I appreciate the work going into this project, so please take this as constructive suggestions.

What it currently feels to me (perhaps wrongly), is currently if a new test is deemed interesting for the parser, it's imported, and the other tools that run here are ignored. I suggest the goal of sv-tests should be more inclusive.

I can see the usefulness of splitting the tests. Splitting will be an improvement in that it will no longer harm the "grade" of those tools that are not applicable. However, I don't think addresses my larger point, it will still take time away from the tool teams whom will still (hopefully) see "secondary tests" false failures.
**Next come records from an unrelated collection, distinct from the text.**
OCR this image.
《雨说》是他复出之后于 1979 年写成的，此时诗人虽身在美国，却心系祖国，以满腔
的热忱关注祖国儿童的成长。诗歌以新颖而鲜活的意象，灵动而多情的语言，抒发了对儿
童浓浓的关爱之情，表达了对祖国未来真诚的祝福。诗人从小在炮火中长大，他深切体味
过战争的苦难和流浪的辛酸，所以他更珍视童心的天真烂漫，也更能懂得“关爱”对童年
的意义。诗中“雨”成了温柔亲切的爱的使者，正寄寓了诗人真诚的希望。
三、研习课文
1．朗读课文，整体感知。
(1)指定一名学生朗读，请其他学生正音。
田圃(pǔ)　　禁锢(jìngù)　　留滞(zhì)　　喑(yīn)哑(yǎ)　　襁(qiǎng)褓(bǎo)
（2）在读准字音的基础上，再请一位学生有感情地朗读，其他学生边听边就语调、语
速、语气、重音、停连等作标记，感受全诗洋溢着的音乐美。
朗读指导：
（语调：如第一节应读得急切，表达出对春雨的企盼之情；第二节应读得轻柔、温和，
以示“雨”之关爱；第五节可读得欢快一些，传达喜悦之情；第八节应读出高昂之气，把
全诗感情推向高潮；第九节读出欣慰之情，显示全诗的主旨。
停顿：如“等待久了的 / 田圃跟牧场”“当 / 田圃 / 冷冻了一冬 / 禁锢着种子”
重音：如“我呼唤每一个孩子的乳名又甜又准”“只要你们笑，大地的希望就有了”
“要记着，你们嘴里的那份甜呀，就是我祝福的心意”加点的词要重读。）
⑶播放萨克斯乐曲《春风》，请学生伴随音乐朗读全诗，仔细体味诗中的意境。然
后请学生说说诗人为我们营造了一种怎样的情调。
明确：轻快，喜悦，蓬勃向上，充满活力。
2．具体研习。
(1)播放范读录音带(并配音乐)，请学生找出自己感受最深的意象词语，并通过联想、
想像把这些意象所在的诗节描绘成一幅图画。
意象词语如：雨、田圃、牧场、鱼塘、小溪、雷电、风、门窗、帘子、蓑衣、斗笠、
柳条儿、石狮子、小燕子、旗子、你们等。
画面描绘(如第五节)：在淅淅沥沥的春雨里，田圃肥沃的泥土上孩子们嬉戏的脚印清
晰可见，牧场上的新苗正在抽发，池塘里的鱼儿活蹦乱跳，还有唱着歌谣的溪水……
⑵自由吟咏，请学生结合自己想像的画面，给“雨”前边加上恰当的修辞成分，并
I suggest it as a tool team's job to for a given tool to:

  • understand all failures against the tool.
  • try to drive the tool's failures down.
  • try to reduce any special cases in the harness or otherwise that make the tool harder to use/test

I suggest it as a test importer's job before importing a test to master to:

  • ensure the test applies to as many tools as possible & see that they did the best job reasonable against that
  • ask "is this new test's failure something I can fix by editing the test/import"? If the answer is yes, that should be done before merging. (e.g. if a test can't find a submodule, and that submodule is part of the third-party code, that's something that needs fixing.)
  • ask "is this new test's failure because it doesn't apply to that tool type (e.g. non-synthesizable)?" If the answer is yes, then a :type: or something should mark that test only to run on appropriate tools.
  • if blacklisting any tests, notify the third-party upstream so they have the option of improving their tests

Again my goal is that when a new test is added, if it's failing on a tool that means a tool designer has work to do on the tool, not on even looking on a non-appropriate test.